Whigham is mentoring 35 Department of Defense Dependents Schools-Europe students at the annual jazz seminar, a weeklong curriculum for high-schoolers to learn the art form from teachers and Whigham, who has devoted his life to his passion.
It’s the 27th year the internationally acclaimed jazz trombonist, composer, conductor and educator has tutored DODDS students.
“I started when I was 2,” he quipped.
The selected students from Europe-based DODDS schools beat out some 100 others who auditioned for the coveted positions to learn from and play with Whigham, 66 and presently conductor of the BBC Big Band in Great Britain and artistic director of the Berlin Jazz Orchestra.
The band and jazz choir will show what they have learned when they perform at 9:30 a.m. Friday at Naples High School, at 1:30 p.m. Friday at the Allied Joint Force Command Bagnoli base and at 7 p.m. Saturday at the high school.
“It’s such a great experience to learn, to play with a professional like Jiggs,” said Lizzie Watson, 16, who plays the baritone saxophone and traveled to Naples this week from Ramstein Air Base in Germany.
Watson is one of those students on the precipice of deciding whether music will be a career choice and is the type of student that the program coordinators say they target.
“We all started out the same way, all started playing in school. Somewhere along the way, some of us experienced that ‘wow’ moment,” and opted to pursue music as a career, said Senior Chief Petty Officer Ken Keller, operations chief for the U.S. Naval Forces Europe Band in Naples. He coordinated much of the logistics, from getting some students’ equipment to Italy and ensuring the Navy band provided some of the instruments, like piano and drum sets.
“As musicians, we look for chances to give back what we learned over the years.”
Erik Langholz, 16, a trumpeter from Kaiserslautern High School, said that while he’s learned much from teachers and fellow students, attending a seminar taught by “the great Jiggs,” as the students call him, provides extra incentive and uniqueness to the learning process.
Whigham said he has noted a better caliber of talent and enthusiasm over the years as the program has grown among Europe-based DODDS schools, and the competition to make the cut has toughened.
“It’s amazing to watch them.
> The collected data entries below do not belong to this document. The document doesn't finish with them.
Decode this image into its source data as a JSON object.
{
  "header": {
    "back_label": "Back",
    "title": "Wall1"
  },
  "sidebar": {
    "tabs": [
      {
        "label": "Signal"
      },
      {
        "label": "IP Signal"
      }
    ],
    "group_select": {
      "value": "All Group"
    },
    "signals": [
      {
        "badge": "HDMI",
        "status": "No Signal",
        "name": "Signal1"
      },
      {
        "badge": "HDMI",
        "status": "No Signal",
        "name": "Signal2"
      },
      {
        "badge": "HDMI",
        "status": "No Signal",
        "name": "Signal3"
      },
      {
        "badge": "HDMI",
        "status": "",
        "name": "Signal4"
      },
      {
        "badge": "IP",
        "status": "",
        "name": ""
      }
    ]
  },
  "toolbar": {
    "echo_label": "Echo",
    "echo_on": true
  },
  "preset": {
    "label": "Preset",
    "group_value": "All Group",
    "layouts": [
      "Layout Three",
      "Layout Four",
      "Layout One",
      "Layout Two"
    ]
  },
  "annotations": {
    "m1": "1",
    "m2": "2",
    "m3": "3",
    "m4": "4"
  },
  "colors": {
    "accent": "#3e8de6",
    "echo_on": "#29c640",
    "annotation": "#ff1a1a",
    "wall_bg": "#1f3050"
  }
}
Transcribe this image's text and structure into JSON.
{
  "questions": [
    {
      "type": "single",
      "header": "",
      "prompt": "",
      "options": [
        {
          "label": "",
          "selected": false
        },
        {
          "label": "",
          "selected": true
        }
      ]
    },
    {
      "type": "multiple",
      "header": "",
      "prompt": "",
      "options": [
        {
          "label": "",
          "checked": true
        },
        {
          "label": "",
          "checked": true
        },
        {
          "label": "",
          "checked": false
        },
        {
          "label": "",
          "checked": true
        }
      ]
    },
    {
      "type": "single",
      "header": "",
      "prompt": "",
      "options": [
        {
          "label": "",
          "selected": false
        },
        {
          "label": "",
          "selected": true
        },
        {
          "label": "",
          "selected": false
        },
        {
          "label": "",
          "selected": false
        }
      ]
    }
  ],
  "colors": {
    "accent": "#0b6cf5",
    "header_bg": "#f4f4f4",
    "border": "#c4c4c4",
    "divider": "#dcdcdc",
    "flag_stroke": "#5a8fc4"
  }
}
They come in as kids and leave as young adult musicians,” he said.
Program managers are looking to expand the seminar to DODDS schools in the Pacific, Whigham said.
Whigham prefers to shelve his celebrity, modestly saying he just wants to instill in the young musicians a passion for the music. “I was brought up on a farm in Ohio and I’ve never lost sight of that,” he said, despite a professional jazz career that started when he was just 17, and has included time playing with the likes of Ray Charles, Ella Fitzgerald, Stan Getz and at least 100 other big names.
Whigham brings “true professionalism as an artist, and one with such a humanistic character that the kids note that,” said Gary Marvel, the Naples High School band director and program host. “They feel totally at ease working with someone of such high caliber.”